The net difference of drawing 30 more flags than their opponents is the highest in the NFL, while the Patriots have drawn 34 fewer penalties than opponents. Still, seven teams have had their opponents draw fewer penalties than Seattle, with the Bengals being the beneficiary of only 54 flags thrown on opponents.

The Seahawks have been called for at least nine penalties in seven games this season and they are 6-1 in those games. The games where they had the fewest penalties (Jacksonville, Tennessee, Tampa Bay) were really against opponents that at the time you could say were "inferior" based on record and other obvious factors.

In their Week 2 game against the Niners, Seattle was called for 10 penalties but nine of those were on offense. It wasn't about Richard Sherman or an "illegal" hit, but included three dumb pre-snap penalties. Seattle has had 16 total offensive penalties called against them in two games against San Francisco this season, with both games against the Niners being the games they were called for the most offensive penalties in.

Against the Rams, when they had their worst offensive performance of recent memory, but drew a season-high seven defensive penalties.

Still, San Francisco has been called for 19 penalties against Seattle this year, meaning that they have been called for the same number of flags against each other, with the Seahawks actually benefiting from 22 extra yards.

The reason that Seattle has more penalties than most teams really boils down to play by the offensive line more than anything else. Penalties by Seahawks:

Type Total League Average
Off. Holding 19 14.66
False Start 17 13.53
DPI 11 6.41
Un. Rough 10 5.41
Def. Holding 7 4.31
Def. Offside 7 3.94

While Seattle is called for more defensive pass interference calls than average, what's the actual difference? They have 4.59 more DPIs than the average team, spread out over 13 games, for an average of +0.35 defensive pass interference penalties per game, or, one for every three games.
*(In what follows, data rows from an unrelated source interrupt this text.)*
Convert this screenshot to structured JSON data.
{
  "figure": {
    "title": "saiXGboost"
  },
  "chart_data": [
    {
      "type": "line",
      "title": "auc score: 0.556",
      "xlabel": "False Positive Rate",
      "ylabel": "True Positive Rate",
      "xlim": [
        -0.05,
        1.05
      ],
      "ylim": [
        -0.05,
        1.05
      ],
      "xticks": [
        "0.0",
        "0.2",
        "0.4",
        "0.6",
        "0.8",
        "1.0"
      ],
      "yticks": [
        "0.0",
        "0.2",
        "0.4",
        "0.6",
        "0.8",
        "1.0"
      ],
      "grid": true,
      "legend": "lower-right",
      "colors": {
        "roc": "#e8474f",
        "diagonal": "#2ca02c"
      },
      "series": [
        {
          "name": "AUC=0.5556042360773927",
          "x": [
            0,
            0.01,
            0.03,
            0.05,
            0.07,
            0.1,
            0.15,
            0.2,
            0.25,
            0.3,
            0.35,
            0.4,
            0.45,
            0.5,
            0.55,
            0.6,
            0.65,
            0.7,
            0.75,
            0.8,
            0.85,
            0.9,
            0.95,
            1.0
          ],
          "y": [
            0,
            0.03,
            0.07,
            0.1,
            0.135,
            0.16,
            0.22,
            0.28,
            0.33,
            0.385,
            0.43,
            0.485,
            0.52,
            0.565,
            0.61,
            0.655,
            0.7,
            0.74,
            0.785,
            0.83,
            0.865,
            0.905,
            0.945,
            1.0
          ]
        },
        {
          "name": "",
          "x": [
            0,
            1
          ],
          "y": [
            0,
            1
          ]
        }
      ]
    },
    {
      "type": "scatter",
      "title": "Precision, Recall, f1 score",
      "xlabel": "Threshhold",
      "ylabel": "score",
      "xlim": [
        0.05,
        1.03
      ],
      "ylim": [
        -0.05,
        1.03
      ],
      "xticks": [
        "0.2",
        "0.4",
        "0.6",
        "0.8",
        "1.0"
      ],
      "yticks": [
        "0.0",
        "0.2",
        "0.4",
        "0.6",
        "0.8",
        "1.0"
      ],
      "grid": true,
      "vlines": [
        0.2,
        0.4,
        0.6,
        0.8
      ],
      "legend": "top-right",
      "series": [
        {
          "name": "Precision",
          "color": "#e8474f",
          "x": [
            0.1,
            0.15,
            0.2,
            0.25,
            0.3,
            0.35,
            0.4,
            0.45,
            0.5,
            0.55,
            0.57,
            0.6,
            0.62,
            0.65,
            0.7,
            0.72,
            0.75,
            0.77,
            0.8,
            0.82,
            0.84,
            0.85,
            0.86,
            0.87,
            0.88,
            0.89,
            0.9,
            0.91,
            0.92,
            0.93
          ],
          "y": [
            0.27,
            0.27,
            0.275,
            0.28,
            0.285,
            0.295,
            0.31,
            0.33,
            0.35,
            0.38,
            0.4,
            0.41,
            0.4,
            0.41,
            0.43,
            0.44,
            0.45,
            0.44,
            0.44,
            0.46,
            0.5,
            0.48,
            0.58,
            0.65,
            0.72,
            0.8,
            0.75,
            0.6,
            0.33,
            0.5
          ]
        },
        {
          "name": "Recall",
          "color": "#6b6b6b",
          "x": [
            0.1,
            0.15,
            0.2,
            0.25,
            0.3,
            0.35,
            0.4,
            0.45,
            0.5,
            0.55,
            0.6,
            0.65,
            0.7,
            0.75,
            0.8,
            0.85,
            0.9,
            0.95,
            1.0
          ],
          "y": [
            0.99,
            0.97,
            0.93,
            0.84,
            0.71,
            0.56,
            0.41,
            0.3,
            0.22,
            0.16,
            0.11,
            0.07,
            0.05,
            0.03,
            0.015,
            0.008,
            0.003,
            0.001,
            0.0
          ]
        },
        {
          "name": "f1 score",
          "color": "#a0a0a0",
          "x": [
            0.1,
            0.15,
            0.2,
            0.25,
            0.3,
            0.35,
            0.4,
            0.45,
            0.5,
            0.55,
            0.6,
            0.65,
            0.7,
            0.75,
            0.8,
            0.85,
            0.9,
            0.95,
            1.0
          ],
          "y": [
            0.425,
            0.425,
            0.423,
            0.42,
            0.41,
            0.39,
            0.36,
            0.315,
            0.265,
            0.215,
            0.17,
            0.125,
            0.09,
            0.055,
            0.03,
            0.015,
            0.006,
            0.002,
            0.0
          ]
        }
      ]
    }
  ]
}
Teams have attempted 434 passes against Seattle, against a league average of 462.3, or just 2.15 less pass attempts per game than the average NFL team.

The average NFL team has drawn 80 flags this year total, meaning that the Seahawks have 24 more penalties than the average team or 1.84 more penalties per game.

With yardage, the Seahawks are giving up about 20 yards per game in penalties (net difference from 75 penalty yards against being the beneficiary of 54 penalty yards per game) so what is that worth to them? I think the obvious answer is that pre-snap penalties are absolutely unnecessary and stupid. Costing yourself five yards for a false start or 12 men on the field or delay of game or whatever, just isn't acceptable.

Every team knows this. And while many people want to drive the narrative that Seattle is the "cheating bad boys of the NFL," every team also knows that you have to break the rules sometimes to win.

For every "How could they let Sherman make contact like that?!" screamed by a 49ers fan, there is a hands-across-America play from Vernon Davis as Frank Gore breaks off a game-changing 51-yard run. That's just part of the game until it's not. Davis knew what he was doing when he pulled Sherman out of the play, he just had to hope that the ref either wouldn't see it/determine it wasn't egregious enough to throw a flag/had Frank Gore on his fantasy team.

If the Seahawks offensive line had been good enough all year to not be called for the sixth-most penalties in the NFL, then Seattle wouldn't be near the top like they are. On that same note, some of the least-penalized teams in the NFL, like Miami, Minnesota, Pittsburgh, Atlanta... aren't very good. Some might say that a team like Indianapolis (only 57 penalties, second-fewest in the league) has overachieved in part because of playing by the book, while others would say that Seattle and Denver have the best records in the NFL because of their style of play.

A style of play that causes more penalties? Maybe. But every team has to weigh the benefits of a few yellow flags, because it's only costing you yards, not the game. Sometimes you have to give up a few yards in order to save yourself.

Addendum: Sherman has been called for three DPI penalties, which is fairly common. Antonio Rodgers-Cromartie of the Jets has six, two players have five, six players have four, and 16 players have three.